Het onderzoek naar percentages leerlingen met een stoornis in het autistisch spectrum (ASS) in de regio Eindhoven, vergeleken met andere regio’s in Nederland is tevens voorgelegd aan de ECPO. In haar brief van 28 juni 2011 over autisme en verevening (zie www.ecpo.nl) kwam de ECPO tot de conclusie dat dit onderzoek onvoldoende aanleiding geeft voor Eindhoven een uitzondering te maken op de verevening. De onderzoekers stellen dat de onderzochte regio’s over het geheel genomen een vergelijkbaar percentage hebben van kinderen die extra ondersteuning nodig hebben. Dit betekent overigens niet dat alle stoornissen evenredig gespreid voorkomen. Volgens de ECPO zou het zo kunnen zijn dat er in Eindhoven meer kinderen met ASS voorkomen, maar minder kinderen met een verstandelijke beperking. Dit noemt zij vooral een bevestiging van de keuze voor verevening van de middelen. De regering ziet in dit onderzoek dan ook geen aanleiding de verevening opnieuw te overwegen.

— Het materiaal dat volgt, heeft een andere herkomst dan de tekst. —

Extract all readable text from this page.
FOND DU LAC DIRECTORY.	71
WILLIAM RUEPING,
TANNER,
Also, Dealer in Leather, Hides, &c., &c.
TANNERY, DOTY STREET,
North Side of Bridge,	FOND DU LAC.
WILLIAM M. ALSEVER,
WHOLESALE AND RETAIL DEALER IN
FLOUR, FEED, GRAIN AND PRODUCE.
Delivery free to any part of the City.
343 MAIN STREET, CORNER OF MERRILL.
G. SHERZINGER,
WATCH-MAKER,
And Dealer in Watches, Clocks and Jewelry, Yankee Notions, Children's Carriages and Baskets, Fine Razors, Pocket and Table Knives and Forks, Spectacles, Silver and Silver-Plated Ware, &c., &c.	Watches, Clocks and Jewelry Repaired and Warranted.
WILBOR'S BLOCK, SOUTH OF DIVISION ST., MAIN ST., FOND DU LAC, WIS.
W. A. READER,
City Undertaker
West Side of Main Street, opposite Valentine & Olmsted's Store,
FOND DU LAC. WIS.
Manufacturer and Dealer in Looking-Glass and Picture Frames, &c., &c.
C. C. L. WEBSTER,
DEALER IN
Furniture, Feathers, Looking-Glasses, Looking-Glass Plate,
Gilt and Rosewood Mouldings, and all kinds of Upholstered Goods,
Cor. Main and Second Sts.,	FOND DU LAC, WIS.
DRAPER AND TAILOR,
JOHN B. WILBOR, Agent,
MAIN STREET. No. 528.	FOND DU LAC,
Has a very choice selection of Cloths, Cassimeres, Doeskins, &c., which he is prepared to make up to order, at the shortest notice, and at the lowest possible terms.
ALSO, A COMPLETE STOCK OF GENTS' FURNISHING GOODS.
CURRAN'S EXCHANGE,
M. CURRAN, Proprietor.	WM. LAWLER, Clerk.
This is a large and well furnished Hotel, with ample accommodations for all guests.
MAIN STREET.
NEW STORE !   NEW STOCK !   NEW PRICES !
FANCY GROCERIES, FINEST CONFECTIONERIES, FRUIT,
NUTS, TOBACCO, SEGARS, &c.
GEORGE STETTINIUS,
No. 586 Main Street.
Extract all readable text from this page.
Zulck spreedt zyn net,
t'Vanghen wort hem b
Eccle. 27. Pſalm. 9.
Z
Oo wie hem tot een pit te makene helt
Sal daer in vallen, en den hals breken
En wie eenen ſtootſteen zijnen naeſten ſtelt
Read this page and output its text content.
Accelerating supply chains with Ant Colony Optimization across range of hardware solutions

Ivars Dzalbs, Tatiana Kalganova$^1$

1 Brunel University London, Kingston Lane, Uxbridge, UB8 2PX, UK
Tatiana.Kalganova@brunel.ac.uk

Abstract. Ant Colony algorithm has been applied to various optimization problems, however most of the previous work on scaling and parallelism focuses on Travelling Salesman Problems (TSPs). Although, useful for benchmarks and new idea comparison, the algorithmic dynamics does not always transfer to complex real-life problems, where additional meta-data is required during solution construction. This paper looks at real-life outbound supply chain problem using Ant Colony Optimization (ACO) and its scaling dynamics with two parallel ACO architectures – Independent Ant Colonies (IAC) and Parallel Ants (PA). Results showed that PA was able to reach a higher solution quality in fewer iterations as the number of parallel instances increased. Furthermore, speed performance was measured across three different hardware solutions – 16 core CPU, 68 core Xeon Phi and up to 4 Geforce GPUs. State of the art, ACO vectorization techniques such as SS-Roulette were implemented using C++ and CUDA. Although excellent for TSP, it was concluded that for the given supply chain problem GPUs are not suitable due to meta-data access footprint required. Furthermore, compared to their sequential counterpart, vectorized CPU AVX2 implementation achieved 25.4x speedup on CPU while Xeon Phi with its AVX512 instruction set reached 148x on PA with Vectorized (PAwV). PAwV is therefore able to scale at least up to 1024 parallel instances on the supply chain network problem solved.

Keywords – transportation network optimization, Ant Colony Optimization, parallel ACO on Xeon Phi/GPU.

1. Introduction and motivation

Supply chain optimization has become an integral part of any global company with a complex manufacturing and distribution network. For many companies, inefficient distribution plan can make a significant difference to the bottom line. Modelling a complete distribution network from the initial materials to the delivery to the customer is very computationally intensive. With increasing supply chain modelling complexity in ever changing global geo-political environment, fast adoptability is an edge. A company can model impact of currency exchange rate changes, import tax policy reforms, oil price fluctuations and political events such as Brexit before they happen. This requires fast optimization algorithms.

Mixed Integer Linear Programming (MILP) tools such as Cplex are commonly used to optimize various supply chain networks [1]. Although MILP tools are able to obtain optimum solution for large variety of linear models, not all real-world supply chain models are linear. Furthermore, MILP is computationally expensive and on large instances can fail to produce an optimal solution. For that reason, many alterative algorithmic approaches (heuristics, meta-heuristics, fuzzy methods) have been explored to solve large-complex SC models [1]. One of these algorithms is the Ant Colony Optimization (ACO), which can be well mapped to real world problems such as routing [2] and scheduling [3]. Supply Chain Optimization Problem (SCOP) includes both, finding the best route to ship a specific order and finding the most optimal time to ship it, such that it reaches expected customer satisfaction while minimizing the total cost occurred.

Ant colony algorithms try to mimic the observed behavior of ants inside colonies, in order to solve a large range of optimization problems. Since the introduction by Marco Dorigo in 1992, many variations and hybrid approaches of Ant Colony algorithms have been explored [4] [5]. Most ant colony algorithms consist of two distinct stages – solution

Nee. Mbo instellingen mogen studenten niet weigeren vanwege de extra onderwijsondersteuning die nodig is. Zij moeten op grond van de Wgbh/cz per student kijken of ze kunnen voldoen aan de ondersteuningsvraag.
Overigens kunnen studenten die geweigerd worden op basis van hun handicap een klacht indienen bij de instelling zelf en/of zich wenden tot het College voor de Rechten van de Mens. Het College voor de Rechten van de Mens kan beoordelen of er sprake is van verboden onderscheid op grond van handicap, bijvoorbeeld een weigering om redelijke aanpassingen te treffen.
Zie ook mijn antwoord op vraag 6 en mijn antwoorden op de Kamervragen van de leden Ypma en Mohandis (PvdA) (Aanhangsel van de Handelingen, vergaderjaar 2012–2013, nummer 2989).